BMW 11.15%↓... Continental 10.51%↓
Volkswagen Emergency Management Concerns Continue... 3.38%↓
Germany's leading automobile manufacturer BMW lowered its operating profit margin forecast due to brake system issues, causing European auto stocks to fluctuate.
On the 10th (local time), BMW announced that due to problems with the Integrated Brake System (IBS) supplied by Continental, its operating profit (EBIT) margin forecast for this year has been lowered from the previous 8-10% to 6-7%, and its return on equity (ROE) from 15-20% to 11-13%.
BMW stated that it will incur additional costs due to delivery suspensions and recalls, and that the resulting delivery delays and warranty costs amounting to millions of dollars have led to a downward revision of this year's earnings forecast. More than 1.5 million vehicles have been affected by the IBS issue, of which 1.2 million have already been delivered to customers.
The company also noted that weak demand in the Chinese market negatively impacted sales.
Following this news, BMW's stock price plunged 11.15% and Continental, the IBS supplier, dropped 10.51% on the Frankfurt Stock Exchange in Germany.
Tom Narayan, an analyst at RBC, said BMW's announcement could be a sign of more guidance downgrades across the industry in the future.
Concerns over the automotive industry were further heightened as Germany's largest automaker Volkswagen entered an emergency management system and notified unions of the termination of a job security agreement, prolonging conflicts. Volkswagen officially informed the metalworkers' union IG Metall, which represents its employees, of the termination of the job security agreement that had been in place since 1994. The original agreement was valid until 2029.
If labor and management fail to reach a new agreement by June next year, Volkswagen will be able to lay off employees for business reasons starting from July next year.

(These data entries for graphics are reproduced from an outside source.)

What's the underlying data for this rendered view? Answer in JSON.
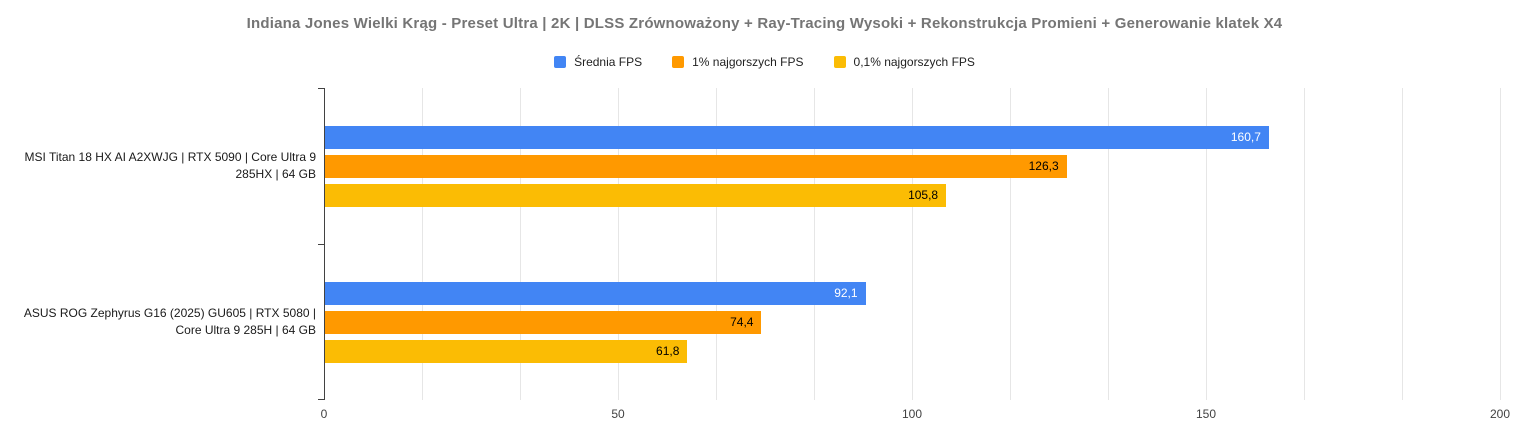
{
  "chart_data": {
    "type": "bar",
    "orientation": "horizontal",
    "title": "Indiana Jones Wielki Krąg - Preset Ultra | 2K | DLSS Zrównoważony + Ray-Tracing Wysoki + Rekonstrukcja Promieni + Generowanie klatek X4",
    "categories": [
      "MSI Titan 18 HX AI A2XWJG | RTX 5090 | Core Ultra 9 285HX | 64 GB",
      "ASUS ROG Zephyrus G16 (2025) GU605 | RTX 5080 | Core Ultra 9 285H | 64 GB"
    ],
    "series": [
      {
        "key": "avg-fps",
        "name": "Średnia FPS",
        "color": "#4285f4",
        "label_color": "#ffffff",
        "values": [
          160.7,
          92.1
        ],
        "value_labels": [
          "160,7",
          "92,1"
        ]
      },
      {
        "key": "low-1pct-fps",
        "name": "1% najgorszych FPS",
        "color": "#ff9900",
        "label_color": "#000000",
        "values": [
          126.3,
          74.4
        ],
        "value_labels": [
          "126,3",
          "74,4"
        ]
      },
      {
        "key": "low-0-1pct-fps",
        "name": "0,1% najgorszych FPS",
        "color": "#fbbc04",
        "label_color": "#000000",
        "values": [
          105.8,
          61.8
        ],
        "value_labels": [
          "105,8",
          "61,8"
        ]
      }
    ],
    "xlim": [
      0,
      200
    ],
    "x_ticks": [
      0,
      50,
      100,
      150,
      200
    ],
    "minor_gridlines_per_interval": 3,
    "grid": true,
    "legend_position": "top",
    "xlabel": "",
    "ylabel": ""
  }
}
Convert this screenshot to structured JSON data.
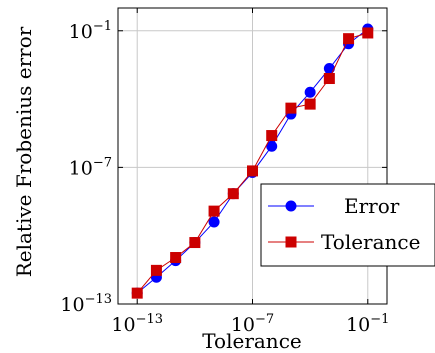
{
  "chart_data": {
    "type": "line",
    "xlabel": "Tolerance",
    "ylabel": "Relative Frobenius error",
    "xscale": "log",
    "yscale": "log",
    "xlim": [
      1e-14,
      1.0
    ],
    "ylim": [
      1e-13,
      1.0
    ],
    "grid": true,
    "legend_position": "bottom-right",
    "x_ticks": [
      {
        "value": 1e-13,
        "base": "10",
        "exp": "−13"
      },
      {
        "value": 1e-07,
        "base": "10",
        "exp": "−7"
      },
      {
        "value": 0.1,
        "base": "10",
        "exp": "−1"
      }
    ],
    "y_ticks": [
      {
        "value": 1e-13,
        "base": "10",
        "exp": "−13"
      },
      {
        "value": 1e-07,
        "base": "10",
        "exp": "−7"
      },
      {
        "value": 0.1,
        "base": "10",
        "exp": "−1"
      }
    ],
    "series": [
      {
        "name": "Error",
        "color": "#0000ff",
        "marker": "circle",
        "x": [
          1e-13,
          1e-12,
          1e-11,
          1e-10,
          1e-09,
          1e-08,
          1e-07,
          1e-06,
          1e-05,
          0.0001,
          0.001,
          0.01,
          0.1
        ],
        "y": [
          3e-13,
          1.5e-12,
          8e-12,
          5e-11,
          4e-10,
          7e-09,
          6e-08,
          8.5e-07,
          2.2e-05,
          0.0002,
          0.0022,
          0.027,
          0.12
        ]
      },
      {
        "name": "Tolerance",
        "color": "#cc0000",
        "marker": "square",
        "x": [
          1e-13,
          1e-12,
          1e-11,
          1e-10,
          1e-09,
          1e-08,
          1e-07,
          1e-06,
          1e-05,
          0.0001,
          0.001,
          0.01,
          0.1
        ],
        "y": [
          3e-13,
          3e-12,
          1.1e-11,
          5e-11,
          1.2e-09,
          7e-09,
          7e-08,
          2.5e-06,
          4e-05,
          6e-05,
          0.0008,
          0.045,
          0.08
        ]
      }
    ]
  }
}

Earlier on the 2nd, Volkswagen announced it would raise its cost-cutting target by an additional 4 to 5 billion euros (approximately 5.923 to 7.404 trillion KRW) from the previous 10 billion euros (about 14.8076 trillion KRW), signaling factory closures and layoffs in Germany.
Volkswagen's stock price closed down 3.38% that day.
The Stoxx Europe 600 index closed down 0.54% compared to the previous day. However, the Stoxx Europe 600 Automobiles & Parts sector fell 3.85% compared to the previous day.
Bloomberg reported, "Automakers have had a tough year due to overall weak demand, especially in the key market of China and declining electric vehicle sales," adding, "Trade disputes between China and the European Union (EU) and stricter EU vehicle emissions regulations in 2025 could result in billions of dollars in fines, increasing concerns."